La designación de Juan José Ganuza por parte del Gobierno para presidir la CNMC abre una incógnita sobre el rumbo que seguirá la política de competencia en los próximos seis años. En el ámbito académico nadie duda de su solvencia: es una referencia en economía de la competencia en España, como ha demostrado al frente de la división de regulación y competencia de Funcas. Lo conozco desde su etapa en Fedea y siempre me ha parecido una persona sensata. El problema no reside tanto en su perfil como en la decisión del Ejecutivo de dejar fuera del organismo al PP y a Vox.
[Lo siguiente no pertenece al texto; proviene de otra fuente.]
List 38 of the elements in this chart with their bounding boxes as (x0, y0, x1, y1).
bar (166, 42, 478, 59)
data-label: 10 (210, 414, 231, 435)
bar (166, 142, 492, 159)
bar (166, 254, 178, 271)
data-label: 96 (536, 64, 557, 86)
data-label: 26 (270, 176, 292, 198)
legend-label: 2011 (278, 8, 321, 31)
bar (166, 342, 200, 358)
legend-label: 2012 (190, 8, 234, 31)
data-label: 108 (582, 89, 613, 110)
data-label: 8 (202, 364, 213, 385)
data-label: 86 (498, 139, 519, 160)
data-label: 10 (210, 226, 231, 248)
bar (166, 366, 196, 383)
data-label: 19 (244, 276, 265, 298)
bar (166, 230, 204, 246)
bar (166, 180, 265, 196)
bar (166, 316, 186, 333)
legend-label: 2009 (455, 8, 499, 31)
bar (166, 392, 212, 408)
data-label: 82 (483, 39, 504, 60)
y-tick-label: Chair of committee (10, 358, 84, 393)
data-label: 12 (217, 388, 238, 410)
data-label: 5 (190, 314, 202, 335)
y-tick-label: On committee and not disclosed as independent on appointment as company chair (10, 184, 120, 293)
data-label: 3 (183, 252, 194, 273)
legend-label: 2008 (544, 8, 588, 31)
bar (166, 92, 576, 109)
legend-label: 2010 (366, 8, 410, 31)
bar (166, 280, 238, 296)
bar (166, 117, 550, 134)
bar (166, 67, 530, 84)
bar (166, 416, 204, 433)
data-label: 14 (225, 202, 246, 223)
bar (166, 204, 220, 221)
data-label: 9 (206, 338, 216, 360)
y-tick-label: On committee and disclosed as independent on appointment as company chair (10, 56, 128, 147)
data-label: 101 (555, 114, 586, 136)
La decisión del Gobierno de coalición progresista de no consensuar el nombramiento ni los órganos de control convierte a la CNMC en otra institución bajo la influencia del Ejecutivo, como ya ha ocurrido con el Banco de España y la Comisión Nacional del Mercado de Valores. Resulta aún más llamativo que este nombramiento se produzca a pocos meses de unas elecciones generales que podrían dar paso a un gobierno de centro-derecha .
Nombramiento
Lo deseable por el bien de la CNMC y de la economía de mercado habría sido alcanzar un consenso entre las principales fuerzas parlamentarias
Junto a Ganuza se propone el nombramiento de Carmen Balsa, cercana al PSOE; de Joan Capdevilla, por ERC; y de María Echevarría, por Sumar. PP y Vox quedan así sin representación en el órgano encargado de velar por la competencia en España durante los próximos seis años. Es cierto que en el 2028 caduca un puesto actualmente en manos del PSOE y que en el 2031 expira el mandato de cinco consejeros, dos de ellos próximos al PNV y uno a Junts. Hasta entonces, un organismo que debería ser independiente quedará inclinado hacia planteamientos de izquierda. Lo deseable por el bien de la institución y del buen funcionamiento de la economía de mercado habría sido alcanzar un consenso entre las principales fuerzas parlamentarias, como venía ocurriendo hasta que Pedro Sánchez llegó a la Moncloa. El presidente, en su discurso de investidura, en vez de comprometerse a gobernar para todos optó por levantar un muro frente al PP, pese a que este ganó las elecciones del 2023. La lógica de “todos dentro” salvo el centro-derecha, que representa a casi la mitad del electorado, es otra consecuencia del clima de crispación.
La propuesta del nuevo presidente de la CNMC, impulsada por el vicepresidente primero, Carlos Cuerpo, deberá ser examinada y votada por la comisión de Economía y Transformación Digital del Congreso de los Diputados. Previsiblemente será rechazada por el PP y Vox, aunque eso no impedirá que el Consejo de Ministros la apruebe. De este modo, una institución clave para fomentar empresas más eficientes, innovadoras y productivas queda marcada por la sospecha de politización. Para evitarlo, expertos próximos al PP sostienen que Juanjo Ganuza debería comprometerse a poner su cargo a disposición del Gobierno que salga de las urnas a cambio de que el centro-derecha se abstenga en el Congreso.

No es una cuestión menor: la izquierda y la derecha entienden la competencia de forma muy distinta. Pedro Sánchez defiende la creación de campeones nacionales, una estrategia que implica un elevado grado de intervencionismo. Para Alberto Núñez Feijóo, en cambio, estas decisiones atentan contra la competencia y contra el libre mercado. Juanjo Ganuza aspira a una CNMC plenamente independiente del Gobierno de turno y de los partidos políticos, como sucede con el Tribunal Supremo. Sin embargo, en la situación actual, también en esto España parece diferente.